Shadows In The Struggle For Equality [Book review]

Shadows In The Struggle For Equality [Book review]

Boris Yelensky’s book was published in 1958 under the title In the Struggle for Equality: The History of the Anarchist Red Cross. This edition not only restores Yelensky’s original title but contains notes and a long foreword by Matthew Hart and illustrations of Anarchist Red Cross (and Black Cross) members by N.O. Bonzo (the Portland Walter Crane). The first edition was an essential source for information on anarchist prison solidarity (and not just by ARC groups, and not just with prisoners of the tsarist and later bolshevik Russian state). Hart builds on Yelensky’s work with a 70 page foreword discussing prison solidarity from the Anarchist Red Cross to today and a set of appendices filling out parts of the story to 1958 (including the Latvian ARC).

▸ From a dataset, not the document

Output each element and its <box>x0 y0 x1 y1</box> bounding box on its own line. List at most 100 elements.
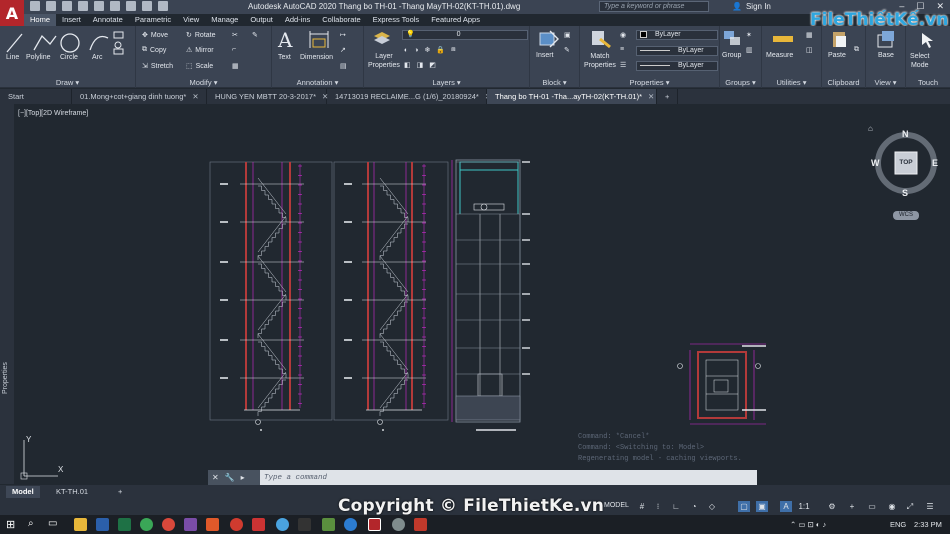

In 2017 Barry Pateman asked ‘What type of movement, what type of fighters for a world of individual freedom and mutual aid would we be if we left undiscovered those who shared similar beliefs but perished in the most desperate and tormented of circumstances?’[1] This book rightly suggests we should not forget those who reached out in solidarity, either. 

It’s a shame Leah Feldman doesn’t get a mention in the foreword as she’s a direct connection between Albert, Stuart and the ‘old’ Anarchist Black Cross. But we can let Hart know Yelensky and Christie did meet: ‘I met Yelensky only once; think it was soon after we reformed the Black Cross (that’s when he gave me a copy of his book and, I believe, a copy of The Guillotine At Work, the one we typeset from, the first section anyway), but to be honest I have little recollection of the details of the talk we had.’[2]

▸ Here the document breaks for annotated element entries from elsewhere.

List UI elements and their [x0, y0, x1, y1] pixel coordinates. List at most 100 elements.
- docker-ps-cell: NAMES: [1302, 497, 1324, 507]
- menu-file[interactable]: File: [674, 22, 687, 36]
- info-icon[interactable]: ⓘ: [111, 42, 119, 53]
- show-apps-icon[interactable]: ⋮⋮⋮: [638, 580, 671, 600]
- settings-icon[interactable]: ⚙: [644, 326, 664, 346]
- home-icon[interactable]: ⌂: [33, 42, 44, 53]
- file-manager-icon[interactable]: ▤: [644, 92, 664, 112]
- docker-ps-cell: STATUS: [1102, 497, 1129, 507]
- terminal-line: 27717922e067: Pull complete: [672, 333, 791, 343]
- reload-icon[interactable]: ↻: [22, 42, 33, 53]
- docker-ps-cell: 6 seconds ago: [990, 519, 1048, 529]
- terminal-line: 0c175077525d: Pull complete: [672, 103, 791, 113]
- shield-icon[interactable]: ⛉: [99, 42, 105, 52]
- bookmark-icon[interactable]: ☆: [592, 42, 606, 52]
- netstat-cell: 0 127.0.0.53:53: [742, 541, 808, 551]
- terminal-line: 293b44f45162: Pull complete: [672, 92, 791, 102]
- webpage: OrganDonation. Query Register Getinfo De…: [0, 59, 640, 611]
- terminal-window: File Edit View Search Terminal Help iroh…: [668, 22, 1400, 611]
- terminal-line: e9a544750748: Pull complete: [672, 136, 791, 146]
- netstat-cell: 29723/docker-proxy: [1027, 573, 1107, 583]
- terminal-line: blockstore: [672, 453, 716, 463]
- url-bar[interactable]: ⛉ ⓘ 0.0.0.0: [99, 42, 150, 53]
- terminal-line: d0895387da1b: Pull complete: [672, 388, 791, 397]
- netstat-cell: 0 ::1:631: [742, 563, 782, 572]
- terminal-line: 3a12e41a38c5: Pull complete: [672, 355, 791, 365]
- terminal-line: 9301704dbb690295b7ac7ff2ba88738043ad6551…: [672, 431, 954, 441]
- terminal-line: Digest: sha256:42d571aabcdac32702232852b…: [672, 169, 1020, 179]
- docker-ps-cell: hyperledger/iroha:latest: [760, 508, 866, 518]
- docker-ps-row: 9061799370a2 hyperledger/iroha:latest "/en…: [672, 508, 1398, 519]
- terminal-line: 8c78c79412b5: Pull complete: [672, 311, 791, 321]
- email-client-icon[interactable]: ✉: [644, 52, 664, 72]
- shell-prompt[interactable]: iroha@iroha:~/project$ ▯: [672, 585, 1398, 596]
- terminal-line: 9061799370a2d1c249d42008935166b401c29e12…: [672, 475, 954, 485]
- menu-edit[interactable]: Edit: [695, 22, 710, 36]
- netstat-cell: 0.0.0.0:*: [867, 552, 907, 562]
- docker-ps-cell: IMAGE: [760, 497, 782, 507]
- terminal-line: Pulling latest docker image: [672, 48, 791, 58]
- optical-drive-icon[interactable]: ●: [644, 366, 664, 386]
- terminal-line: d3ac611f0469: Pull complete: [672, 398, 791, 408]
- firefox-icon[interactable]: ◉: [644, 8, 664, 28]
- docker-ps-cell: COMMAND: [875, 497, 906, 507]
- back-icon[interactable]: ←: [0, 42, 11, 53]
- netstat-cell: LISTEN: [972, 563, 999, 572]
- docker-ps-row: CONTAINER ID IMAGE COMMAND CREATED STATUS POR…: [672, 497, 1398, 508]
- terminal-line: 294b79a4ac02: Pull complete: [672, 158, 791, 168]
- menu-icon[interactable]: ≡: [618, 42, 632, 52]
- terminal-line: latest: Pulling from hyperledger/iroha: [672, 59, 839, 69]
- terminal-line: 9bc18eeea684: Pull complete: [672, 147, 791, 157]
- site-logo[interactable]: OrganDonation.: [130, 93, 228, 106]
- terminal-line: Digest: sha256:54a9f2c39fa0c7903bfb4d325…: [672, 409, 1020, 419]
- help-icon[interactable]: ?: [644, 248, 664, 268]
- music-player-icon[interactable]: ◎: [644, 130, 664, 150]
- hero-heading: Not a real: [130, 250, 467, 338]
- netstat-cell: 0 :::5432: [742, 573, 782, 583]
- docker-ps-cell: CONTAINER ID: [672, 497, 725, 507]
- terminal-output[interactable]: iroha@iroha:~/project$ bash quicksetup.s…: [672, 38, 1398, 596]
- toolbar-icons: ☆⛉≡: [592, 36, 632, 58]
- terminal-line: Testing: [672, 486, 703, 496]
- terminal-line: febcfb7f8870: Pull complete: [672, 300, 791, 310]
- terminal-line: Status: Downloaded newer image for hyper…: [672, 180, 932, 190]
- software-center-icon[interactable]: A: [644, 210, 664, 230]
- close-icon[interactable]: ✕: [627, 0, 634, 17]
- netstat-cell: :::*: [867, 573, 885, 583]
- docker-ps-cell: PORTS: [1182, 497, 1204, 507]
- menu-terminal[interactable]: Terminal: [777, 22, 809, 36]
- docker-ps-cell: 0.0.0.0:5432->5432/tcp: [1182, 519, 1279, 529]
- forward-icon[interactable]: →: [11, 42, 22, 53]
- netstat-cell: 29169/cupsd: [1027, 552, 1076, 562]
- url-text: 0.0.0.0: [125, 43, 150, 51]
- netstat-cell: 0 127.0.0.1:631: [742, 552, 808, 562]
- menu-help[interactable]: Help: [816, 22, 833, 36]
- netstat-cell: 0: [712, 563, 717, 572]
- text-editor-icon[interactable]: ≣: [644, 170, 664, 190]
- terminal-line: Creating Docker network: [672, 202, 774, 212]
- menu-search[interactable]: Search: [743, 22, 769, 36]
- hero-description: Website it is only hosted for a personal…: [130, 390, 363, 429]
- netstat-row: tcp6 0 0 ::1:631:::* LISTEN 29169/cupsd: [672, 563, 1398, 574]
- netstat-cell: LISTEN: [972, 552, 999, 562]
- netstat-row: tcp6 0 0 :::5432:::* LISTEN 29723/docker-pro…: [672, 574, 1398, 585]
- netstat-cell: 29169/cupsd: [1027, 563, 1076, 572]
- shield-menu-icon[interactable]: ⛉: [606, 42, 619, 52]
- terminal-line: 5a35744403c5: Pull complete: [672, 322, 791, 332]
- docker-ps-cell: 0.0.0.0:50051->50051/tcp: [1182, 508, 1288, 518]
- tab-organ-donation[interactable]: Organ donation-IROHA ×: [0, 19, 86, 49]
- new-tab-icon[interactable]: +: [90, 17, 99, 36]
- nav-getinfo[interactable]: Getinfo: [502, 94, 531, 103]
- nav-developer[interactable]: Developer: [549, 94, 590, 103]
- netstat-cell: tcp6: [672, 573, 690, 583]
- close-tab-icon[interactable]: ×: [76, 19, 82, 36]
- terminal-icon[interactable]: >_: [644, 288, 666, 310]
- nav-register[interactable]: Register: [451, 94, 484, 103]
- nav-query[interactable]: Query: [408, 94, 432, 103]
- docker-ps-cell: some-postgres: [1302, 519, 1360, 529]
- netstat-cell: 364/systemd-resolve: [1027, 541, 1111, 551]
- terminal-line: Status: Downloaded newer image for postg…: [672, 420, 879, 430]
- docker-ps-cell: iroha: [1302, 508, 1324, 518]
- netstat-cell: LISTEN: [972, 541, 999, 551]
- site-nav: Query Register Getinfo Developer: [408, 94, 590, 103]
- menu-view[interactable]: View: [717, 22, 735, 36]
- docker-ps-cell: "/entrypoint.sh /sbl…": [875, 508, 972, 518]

Shadows in the Struggle for Equality: The History of the Anarchist Red Cross by Boris Yelensky, Edited by Matthew Hart, Illustrated by N.O. Bonzo. PM Press, 2025 ISBN 9798887440873
https://pmpress.org/index.php?l=product_detail&p=1725 

Hart did an interesting interview with The Final Straw Radio. Unfortunately he repeats the untrue story that Stuart Christie wore a kilt on his 1964 journey, but, among other things, he does cover some of the friction between the Anarchist Black Cross Federation and Anarchist Black Cross Network.

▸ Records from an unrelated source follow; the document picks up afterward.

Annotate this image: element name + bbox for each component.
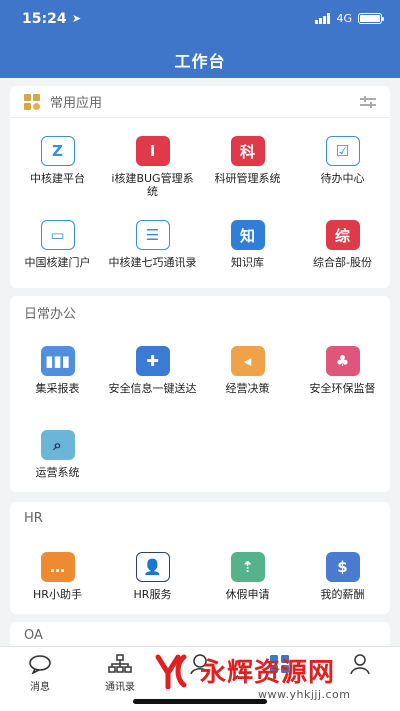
location-icon: ➤ — [72, 12, 82, 25]
app-label: 我的薪酬 — [320, 588, 365, 601]
general-dept-icon: 综 — [325, 220, 360, 250]
app-label: 中核建七巧通讯录 — [108, 256, 197, 269]
app-tile-chat-bubble[interactable]: … HR小助手 — [10, 534, 105, 618]
app-tile-safety-monitor[interactable]: ✚ 安全信息一键送达 — [105, 328, 200, 412]
money-bag-icon: $ — [325, 552, 360, 582]
tab-messages[interactable]: 消息 — [0, 653, 80, 693]
watermark: 永辉资源网 — [154, 652, 335, 689]
app-tile-portal[interactable]: ▭ 中国核建门户 — [10, 202, 105, 286]
daily-office-card: 日常办公 ▮▮▮ 集采报表 ✚ 安全信息一键送达 ◂ 经营决策 ♣ 安全环保监督 ⌕ 运营系统 — [10, 296, 390, 492]
portal-icon: ▭ — [40, 220, 75, 250]
app-tile-environment[interactable]: ♣ 安全环保监督 — [295, 328, 390, 412]
hr-header: HR — [10, 502, 390, 534]
app-label: 中国核建门户 — [24, 256, 91, 269]
app-tile-zhongheijian-platform[interactable]: Z 中核建平台 — [10, 118, 105, 202]
oa-title: OA — [24, 627, 43, 643]
common-apps-card: 常用应用 Z 中核建平台 Ii核建BUG管理系统科科研管理系统 ☑ 待办中心 ▭ 中国核建门… — [10, 86, 390, 288]
app-tile-person[interactable]: 👤 HR服务 — [105, 534, 200, 618]
daily-office-grid: ▮▮▮ 集采报表 ✚ 安全信息一键送达 ◂ 经营决策 ♣ 安全环保监督 ⌕ 运营系统 — [10, 328, 390, 496]
app-tile-research[interactable]: 科科研管理系统 — [200, 118, 295, 202]
app-label: 集采报表 — [35, 382, 80, 395]
common-apps-grid: Z 中核建平台 Ii核建BUG管理系统科科研管理系统 ☑ 待办中心 ▭ 中国核建门户 ☰ 中核建… — [10, 118, 390, 286]
app-tile-general-dept[interactable]: 综综合部-股份 — [295, 202, 390, 286]
status-time: 15:24 — [22, 11, 67, 27]
app-tile-leave[interactable]: ⇡ 休假申请 — [200, 534, 295, 618]
watermark-url: www.yhkjjj.com — [258, 688, 351, 701]
oa-header: OA — [10, 622, 390, 648]
hr-title: HR — [24, 510, 43, 526]
app-label: 经营决策 — [225, 382, 270, 395]
app-tile-contacts-book[interactable]: ☰ 中核建七巧通讯录 — [105, 202, 200, 286]
zhongheijian-platform-icon: Z — [40, 136, 75, 166]
app-label: i核建BUG管理系统 — [111, 172, 194, 198]
common-apps-title: 常用应用 — [50, 96, 103, 111]
tab-contacts[interactable]: 通讯录 — [80, 653, 160, 693]
app-label: 知识库 — [231, 256, 264, 269]
tab-contacts-label: 通讯录 — [105, 682, 135, 693]
signal-icon — [315, 13, 331, 24]
app-label: HR小助手 — [33, 588, 82, 601]
app-label: 科研管理系统 — [214, 172, 281, 185]
status-indicators: 4G — [315, 12, 384, 25]
app-tile-bar-chart[interactable]: ▮▮▮ 集采报表 — [10, 328, 105, 412]
todo-icon: ☑ — [325, 136, 360, 166]
daily-office-header: 日常办公 — [10, 296, 390, 328]
knowledge-icon: 知 — [230, 220, 265, 250]
operations-icon: ⌕ — [40, 430, 75, 460]
app-label: 休假申请 — [225, 588, 270, 601]
chat-bubble-icon: … — [40, 552, 75, 582]
app-label: 综合部-股份 — [313, 256, 372, 269]
page-title: 工作台 — [174, 52, 226, 71]
network-type: 4G — [336, 12, 352, 25]
profile-icon — [349, 653, 371, 675]
hr-grid: … HR小助手 👤 HR服务 ⇡ 休假申请 $ 我的薪酬 — [10, 534, 390, 618]
app-label: 待办中心 — [320, 172, 365, 185]
app-label: 中核建平台 — [30, 172, 85, 185]
app-tile-bug-system[interactable]: Ii核建BUG管理系统 — [105, 118, 200, 202]
contacts-book-icon: ☰ — [135, 220, 170, 250]
app-label: HR服务 — [133, 588, 172, 601]
safety-monitor-icon: ✚ — [135, 346, 170, 376]
message-icon — [28, 653, 52, 675]
environment-icon: ♣ — [325, 346, 360, 376]
decision-icon: ◂ — [230, 346, 265, 376]
watermark-text: 永辉资源网 — [200, 658, 336, 688]
org-chart-icon — [108, 653, 132, 675]
app-label: 安全环保监督 — [309, 382, 376, 395]
app-tile-knowledge[interactable]: 知知识库 — [200, 202, 295, 286]
bug-system-icon: I — [135, 136, 170, 166]
app-label: 安全信息一键送达 — [108, 382, 197, 395]
research-icon: 科 — [230, 136, 265, 166]
person-icon: 👤 — [135, 552, 170, 582]
watermark-logo-icon — [155, 654, 187, 689]
app-tile-operations[interactable]: ⌕ 运营系统 — [10, 412, 105, 496]
leave-icon: ⇡ — [230, 552, 265, 582]
daily-office-title: 日常办公 — [24, 306, 77, 322]
hr-card: HR … HR小助手 👤 HR服务 ⇡ 休假申请 $ 我的薪酬 — [10, 502, 390, 614]
app-tile-todo[interactable]: ☑ 待办中心 — [295, 118, 390, 202]
settings-sliders-icon[interactable] — [360, 95, 376, 108]
apps-grid-icon — [24, 93, 40, 110]
app-header: 15:24 ➤ 4G 工作台 — [0, 0, 400, 78]
tab-messages-label: 消息 — [30, 682, 50, 693]
home-indicator[interactable] — [133, 699, 267, 704]
common-apps-header: 常用应用 — [10, 86, 390, 118]
app-label: 运营系统 — [35, 466, 80, 479]
bar-chart-icon: ▮▮▮ — [40, 346, 75, 376]
battery-icon — [358, 13, 384, 24]
app-tile-decision[interactable]: ◂ 经营决策 — [200, 328, 295, 412]
app-tile-money-bag[interactable]: $ 我的薪酬 — [295, 534, 390, 618]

Listen (or read) via https://thefinalstrawradio.noblogs.org/post/2025/06/08/a-history-of-anarchist-prisoner-support-with-matt-hart-june-11-2025/ or https://archive.org/details/tfsr-20250608-MattHartOnAnarchistPrisonerSupport 

Notes

1, p.255 ‘Cries in the Wilderness: Alexander Berkman and Russian Prisoner Aid’ in Bloodstained : One Hundred Years of Leninist Counterrevolution edited by The Friends of Aron Baron https://www.akpress.org/bloodstained.html 
2, email from Stuart Christie, July 2014.